Try adding in five to ten minutes or gentle cardio before any workout. This can be a couple of more sedate laps of the pool if you’re swimming, or a nice walk to the gym before lifting.
6. Do regularly stretch out through lower back pain
You can keep yourself safe and limit lower back pain with the right stretches. Always stretch out after working out – especially the areas you’ve been focusing on that day – and consider performing five or ten minutes of stretches every evening.
As with warming up, there are various yoga poses that can work well, here. Try holding child’s pose for thirty seconds, before moving into cat pose for another thirty. End in cow pose for thirty seconds, then repeat a couple of times.
7. Do listen to your body
Don't be idle. However, as above, this doesn’t mean powering through pain. Listen to your body. It will respond to different things in different ways. You need to learn these different ways.
Certain exercises can make lower back pain worse.
Certain lifestyle factors can make lower back pain worse, too.
For instance, you may find that sitting for more than twenty minutes at a time can make your back hurt. Certain seated postures can make your lower back pain flare up – relying on your back rest and locking your knees out is a pretty common one. Listen to your body, here. Stand up every so often and walk around the room or office.
In fact, sitting for too long is one of the most common causes of lower back pain. It can cause ‘extension syndrome’, which will mean pain when standing. Try lying on your back for thirty seconds with your legs out straight. Then bend your knees, bringing your feet to rest on the ground just in front of your hips, and wait another 30 seconds. If your back feels better with bent legs, you may have extension syndrome.
Play around. Get to know your body, which positions work, which don’t. Learn how your lower back pain works and then work with it.
8. Do maintain good posture
Poor posture is both a leading cause and symptom of lower back pain. With poor posture, your centre of gravity will be forwards of where it should be, dragging your skeleton forwards and down.
The pelvis might be compensating, tilting to stabilize additional weight on the skeletal system.

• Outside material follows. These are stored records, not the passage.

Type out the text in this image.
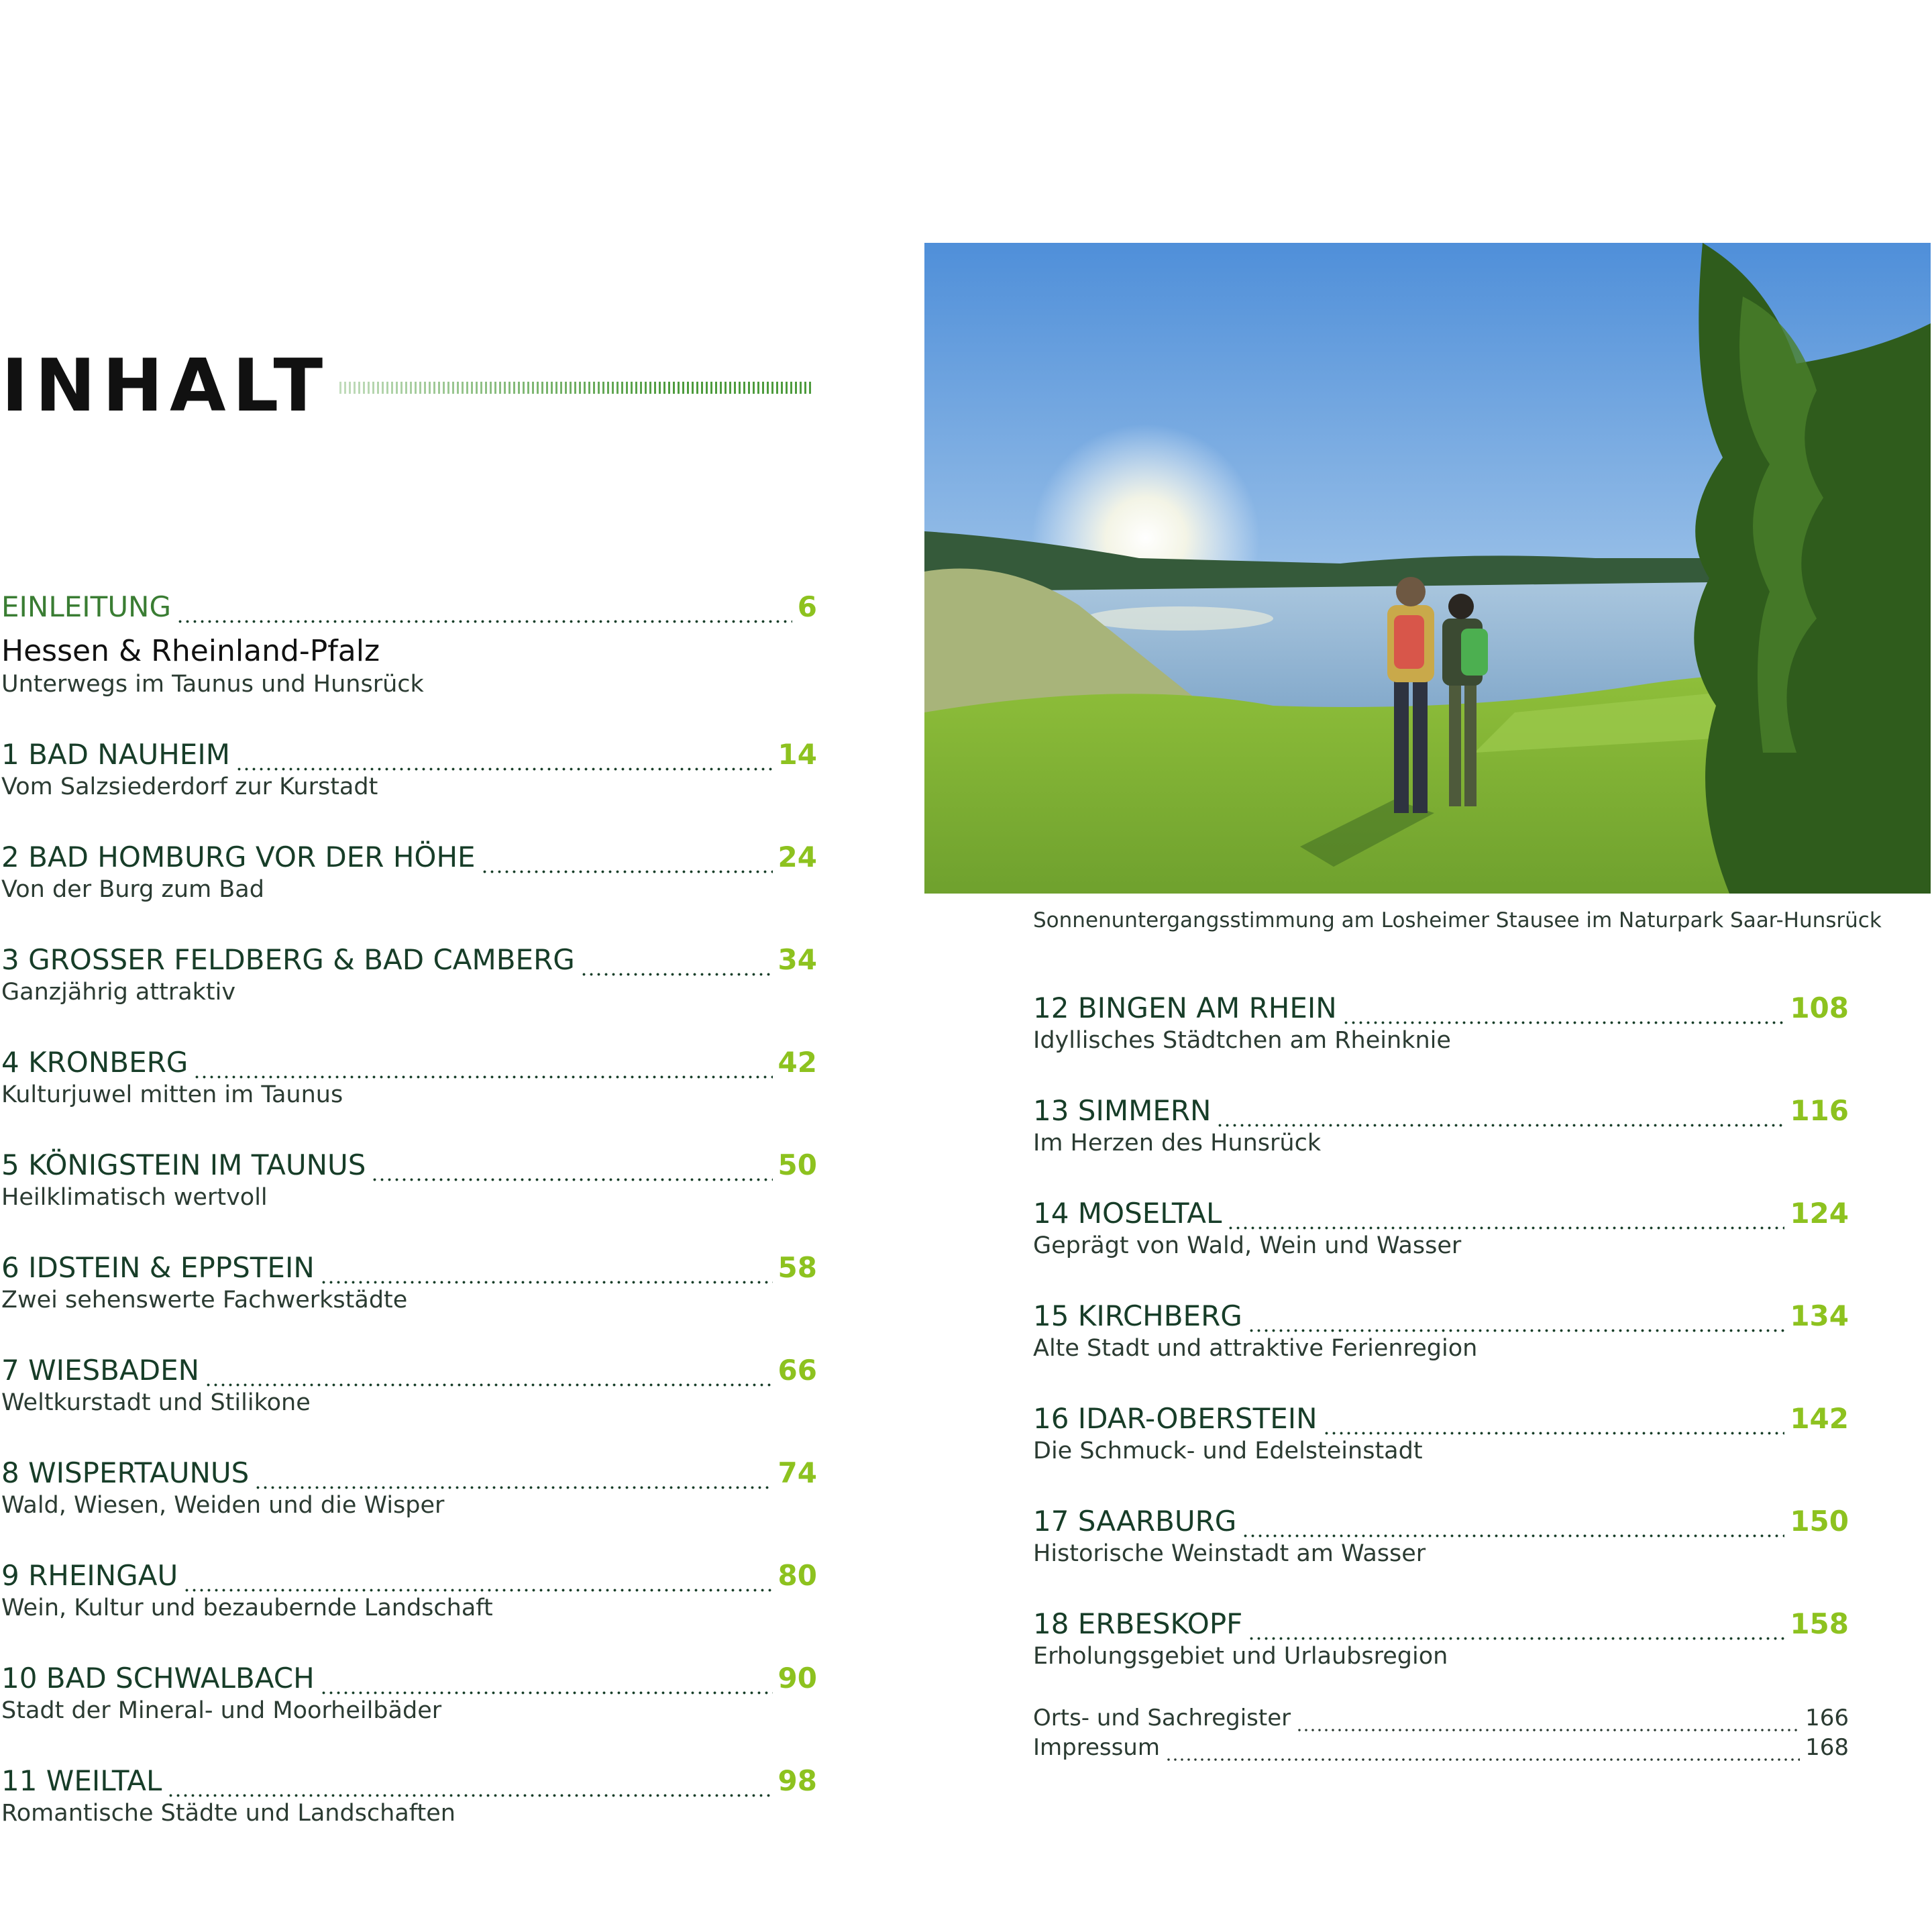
INHALT
EINLEITUNG	6
Hessen & Rheinland-Pfalz
Unterwegs im Taunus und Hunsrück
1 BAD NAUHEIM	14
Vom Salzsiederdorf zur Kurstadt
2 BAD HOMBURG VOR DER HÖHE	24
Von der Burg zum Bad
3 GROSSER FELDBERG & BAD CAMBERG	34
Ganzjährig attraktiv
4 KRONBERG	42
Kulturjuwel mitten im Taunus
5 KÖNIGSTEIN IM TAUNUS	50
Heilklimatisch wertvoll
6 IDSTEIN & EPPSTEIN	58
Zwei sehenswerte Fachwerkstädte
7 WIESBADEN	66
Weltkurstadt und Stilikone
8 WISPERTAUNUS	74
Wald, Wiesen, Weiden und die Wisper
9 RHEINGAU	80
Wein, Kultur und bezaubernde Landschaft
10 BAD SCHWALBACH	90
Stadt der Mineral- und Moorheilbäder
11 WEILTAL	98
Romantische Städte und Landschaften
Sonnenuntergangsstimmung am Losheimer Stausee im Naturpark Saar-Hunsrück
12 BINGEN AM RHEIN	108
Idyllisches Städtchen am Rheinknie
13 SIMMERN	116
Im Herzen des Hunsrück
14 MOSELTAL	124
Geprägt von Wald, Wein und Wasser
15 KIRCHBERG	134
Alte Stadt und attraktive Ferienregion
16 IDAR-OBERSTEIN	142
Die Schmuck- und Edelsteinstadt
17 SAARBURG	150
Historische Weinstadt am Wasser
18 ERBESKOPF	158
Erholungsgebiet und Urlaubsregion
Orts- und Sachregister	166
Impressum	168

This becomes more profound in those who are overweight and becomes more profound the more overweight they are, as the pelvis takes on more force. This pelvic tilt will cause the muscles of the back to tighten.
Actively practice good posture. Work on your core strength, which will go a long way to helping with it. Practice exercise forms that improve your posture, like Pilates and yoga. Correct spinal alignment every couple of hours by standing straight, lining up head, shoulders, hips, knees and feet, and drawing your pelvis upwards and inwards.

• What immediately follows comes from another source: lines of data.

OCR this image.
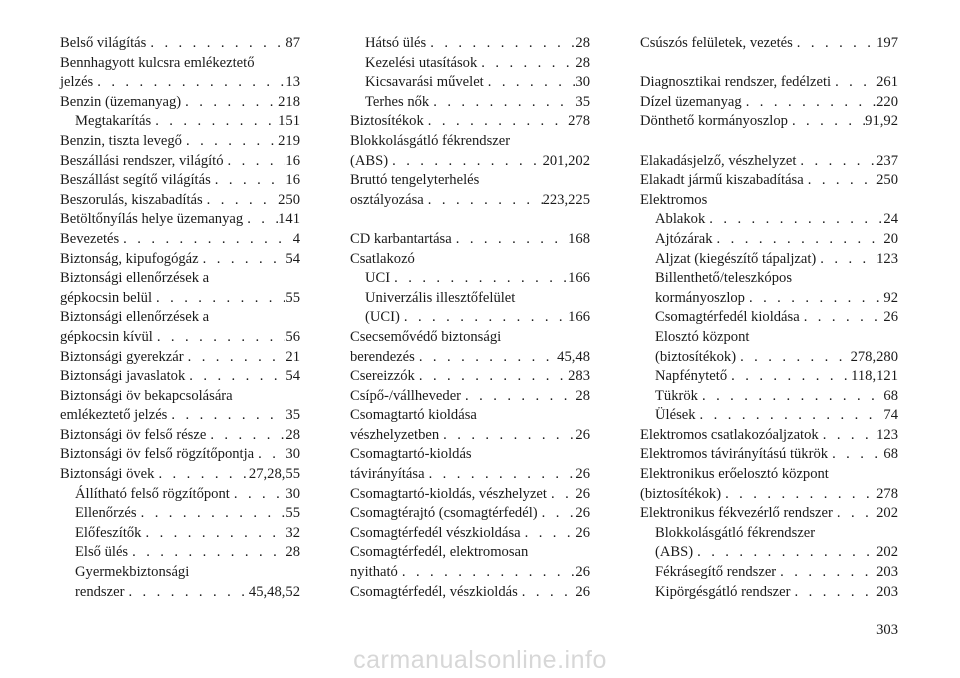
Belső világítás . . .	87
Bennhagyott kulcsra emlékeztető
jelzés . . .	13
Benzin (üzemanyag) . . .	218
Megtakarítás . . .	151
Benzin, tiszta levegő . . .	219
Beszállási rendszer, világító . . .	16
Beszállást segítő világítás . . .	16
Beszorulás, kiszabadítás . . .	250
Betöltőnyílás helye üzemanyag . . . 141
Bevezetés . . .	4
Biztonság, kipufogógáz . . .	54
Biztonsági ellenőrzések a
gépkocsin belül . . .	55
Biztonsági ellenőrzések a
gépkocsin kívül . . .	56
Biztonsági gyerekzár . . .	21
Biztonsági javaslatok . . .	54
Biztonsági öv bekapcsolására
emlékeztető jelzés . . .	35
Biztonsági öv felső része . . .	28
Biztonsági öv felső rögzítőpontja . . . 30
Biztonsági övek . . .	27,28,55
Állítható felső rögzítőpont . . .	30
Ellenőrzés . . .	55
Előfeszítők . . .	32
Első ülés . . .	28
Gyermekbiztonsági
rendszer . . .	45,48,52
Hátsó ülés . . .	28
Kezelési utasítások . . .	28
Kicsavarási művelet . . .	30
Terhes nők . . .	35
Biztosítékok . . .	278
Blokkolásgátló fékrendszer
(ABS) . . .	201,202
Bruttó tengelyterhelés
osztályozása . . .	223,225
CD karbantartása . . .	168
Csatlakozó
UCI . . .	166
Univerzális illesztőfelület
(UCI) . . .	166
Csecsemővédő biztonsági
berendezés . . .	45,48
Csereizzók . . .	283
Csípő-/vállheveder . . .	28
Csomagtartó kioldása
vészhelyzetben . . .	26
Csomagtartó-kioldás
távirányítása . . .	26
Csomagtartó-kioldás, vészhelyzet . . . 26
Csomagtérajtó (csomagtérfedél) . . .	26
Csomagtérfedél vészkioldása . . .	26
Csomagtérfedél, elektromosan
nyitható . . .	26
Csomagtérfedél, vészkioldás . . .	26
Csúszós felületek, vezetés . . .	197
Diagnosztikai rendszer, fedélzeti . . .	261
Dízel üzemanyag . . .	220
Dönthető kormányoszlop . . .	91,92
Elakadásjelző, vészhelyzet . . .	237
Elakadt jármű kiszabadítása . . .	250
Elektromos
Ablakok . . .	24
Ajtózárak . . .	20
Aljzat (kiegészítő tápaljzat) . . .	123
Billenthető/teleszkópos
kormányoszlop . . .	92
Csomagtérfedél kioldása . . .	26
Elosztó központ
(biztosítékok) . . .	278,280
Napfénytető . . .	118,121
Tükrök . . .	68
Ülések . . .	74
Elektromos csatlakozóaljzatok . . .	123
Elektromos távirányítású tükrök . . .	68
Elektronikus erőelosztó központ
(biztosítékok) . . .	278
Elektronikus fékvezérlő rendszer . . .	202
Blokkolásgátló fékrendszer
(ABS) . . .	202
Fékrásegítő rendszer . . .	203
Kipörgésgátló rendszer . . .	203
303
carmanualsonline.info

Avoid situations that may hurt your posture. This can mean avoiding raised shoes with high heels or slouching on uncomfortable chairs.
9. Do get off dry land
Lower back pain can make the thought of conventional, gym-based exercise intimidating. However, you need never step into a gym if you don’t want to. The pool is always a good option. It is low-impact, well-supported, and adds a very healthy, gradual form of resistance.
Try anything from regular lengths (focussing on breaststroke for latissimus dorsi strength) to aquarobics. Also, consider trying out some pool-based physiotherapy to get started. You will be safe, strong, and healthy.
10. Don’t sweat it
Exercise can look like many different things. If you suffer from lower back pain, it can be very individual and very specific.
You don’t need to go to the gym five times per week to lift heavy and kill yourself sprinting on a treadmill. You don’t need to commit to hours and hours of yoga or callisthenics practice, or to swimming the English Channel.
Keep it small, simple, and manageable. This is true of anyone. It’s especially true to anyone with medical complications, like lower back pain and injury.
Try to get to the park each morning. Walk for half an hour at an easy pace. This is enough to keep you healthy. Go at your own pace in the gym or pool. Try a few different classes to see which one works for you. Don’t plump for the hardest class for the sake of it – ask yourself which inspires you more and works best for your physicality.